1. I obtain the presented credential, apply the parsing class, and retrieve the cryptographic material.

It is not clear to me how the parser should be able to retrieve the cryptographic material. Do you mean the cryptographic material from the cache?
If it a self contained token, so something like x5c or jwk header can be used, then ok. If we have an identifier like kid then the parser does not know where to look for (likely we need to make a GET request so some well-known endpoint, or something equivalent). The problem "where to look for" is currently delegated to the TrustHandlers/TrustEvaluator, that is, it is the trust evaluation mechanism responsability to retrieve the cryprographic material (his choice if he does from the cache or from a remote source).

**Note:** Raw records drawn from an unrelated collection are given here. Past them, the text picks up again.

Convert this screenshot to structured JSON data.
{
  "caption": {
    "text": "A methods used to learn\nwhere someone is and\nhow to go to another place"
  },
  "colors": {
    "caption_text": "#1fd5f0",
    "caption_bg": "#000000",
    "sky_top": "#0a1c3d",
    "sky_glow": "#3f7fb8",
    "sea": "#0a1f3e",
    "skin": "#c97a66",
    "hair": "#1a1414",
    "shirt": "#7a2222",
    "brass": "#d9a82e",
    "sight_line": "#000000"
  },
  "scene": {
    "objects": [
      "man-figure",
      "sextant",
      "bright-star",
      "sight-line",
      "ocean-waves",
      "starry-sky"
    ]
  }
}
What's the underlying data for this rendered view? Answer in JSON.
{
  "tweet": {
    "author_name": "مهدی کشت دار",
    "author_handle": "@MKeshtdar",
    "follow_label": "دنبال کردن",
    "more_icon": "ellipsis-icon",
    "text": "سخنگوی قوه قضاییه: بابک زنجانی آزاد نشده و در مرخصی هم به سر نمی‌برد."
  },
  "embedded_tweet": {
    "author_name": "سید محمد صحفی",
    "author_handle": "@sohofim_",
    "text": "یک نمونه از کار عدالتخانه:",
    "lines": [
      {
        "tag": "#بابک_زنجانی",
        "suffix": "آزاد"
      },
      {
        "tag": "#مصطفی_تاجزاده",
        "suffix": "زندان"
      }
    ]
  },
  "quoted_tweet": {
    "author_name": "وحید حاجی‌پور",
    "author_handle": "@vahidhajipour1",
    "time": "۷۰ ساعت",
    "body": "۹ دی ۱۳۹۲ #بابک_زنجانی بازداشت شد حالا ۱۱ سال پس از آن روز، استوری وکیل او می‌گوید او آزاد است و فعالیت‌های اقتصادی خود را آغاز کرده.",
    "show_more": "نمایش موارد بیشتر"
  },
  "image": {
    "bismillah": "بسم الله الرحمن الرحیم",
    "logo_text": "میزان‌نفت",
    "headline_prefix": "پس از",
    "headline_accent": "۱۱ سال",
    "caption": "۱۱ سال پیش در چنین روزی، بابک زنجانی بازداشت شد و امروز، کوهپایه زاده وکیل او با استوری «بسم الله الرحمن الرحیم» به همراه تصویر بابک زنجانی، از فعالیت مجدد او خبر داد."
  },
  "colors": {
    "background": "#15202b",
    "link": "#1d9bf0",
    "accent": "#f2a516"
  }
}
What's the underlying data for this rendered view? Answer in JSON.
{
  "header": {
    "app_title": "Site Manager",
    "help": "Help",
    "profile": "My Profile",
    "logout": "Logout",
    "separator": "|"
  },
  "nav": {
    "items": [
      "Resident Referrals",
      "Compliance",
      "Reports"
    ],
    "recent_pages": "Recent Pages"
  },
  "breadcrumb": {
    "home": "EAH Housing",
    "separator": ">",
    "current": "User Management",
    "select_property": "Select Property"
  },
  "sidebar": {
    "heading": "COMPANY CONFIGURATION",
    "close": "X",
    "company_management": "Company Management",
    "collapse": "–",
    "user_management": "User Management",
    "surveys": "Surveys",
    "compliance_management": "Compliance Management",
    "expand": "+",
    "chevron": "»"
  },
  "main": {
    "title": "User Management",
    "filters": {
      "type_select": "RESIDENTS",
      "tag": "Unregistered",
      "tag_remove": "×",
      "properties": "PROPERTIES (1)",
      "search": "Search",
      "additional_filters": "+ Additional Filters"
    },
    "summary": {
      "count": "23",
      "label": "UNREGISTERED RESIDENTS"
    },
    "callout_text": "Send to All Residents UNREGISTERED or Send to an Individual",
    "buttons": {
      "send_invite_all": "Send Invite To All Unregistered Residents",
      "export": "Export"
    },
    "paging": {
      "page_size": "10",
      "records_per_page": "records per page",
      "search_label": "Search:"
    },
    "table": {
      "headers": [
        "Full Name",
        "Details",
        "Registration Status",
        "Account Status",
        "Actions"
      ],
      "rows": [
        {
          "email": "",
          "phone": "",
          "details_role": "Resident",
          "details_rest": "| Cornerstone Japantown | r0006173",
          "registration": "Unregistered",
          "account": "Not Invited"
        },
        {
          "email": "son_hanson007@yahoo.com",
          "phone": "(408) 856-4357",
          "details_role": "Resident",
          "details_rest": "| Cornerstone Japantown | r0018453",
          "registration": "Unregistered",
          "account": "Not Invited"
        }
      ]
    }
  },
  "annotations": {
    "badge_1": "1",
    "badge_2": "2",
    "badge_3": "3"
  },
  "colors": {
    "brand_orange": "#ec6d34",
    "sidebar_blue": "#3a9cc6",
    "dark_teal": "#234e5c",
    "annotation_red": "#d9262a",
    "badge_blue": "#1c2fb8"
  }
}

2. I establish trust with the issuer and pass the cryptographic material obtained from the credential into the method call to obtain the cryptographic material. 

Assuming we have the cryptographic material, then we would need to develop a method like "is this key valid according to your own trust mechanism", right?
This initially make sense but has some unexpected side effect because the token verifier has to be aware of the fact we could have B class keys (possible stale) coming from the cache vs A class keys that are fresh and produced the trust evaluation mehcanism. This is clear when [... goes on after bullet 5]

3. If it matches, it's okay.

4. If it matches but the statement is expired, update the statement.

5. If it differs, perform an HTTP fetch of the statement, update, and return.

[...] we try to think what happens here. The token verifier now should be aware of the nuances of the token cache and is the token verifier responsability to update the cache.
This is doable but I'd like to think first about a solution that clearly separate responsabilities so that the token verifier does not need to be aware of the fact that we might have a cache of keys that he should manage and update.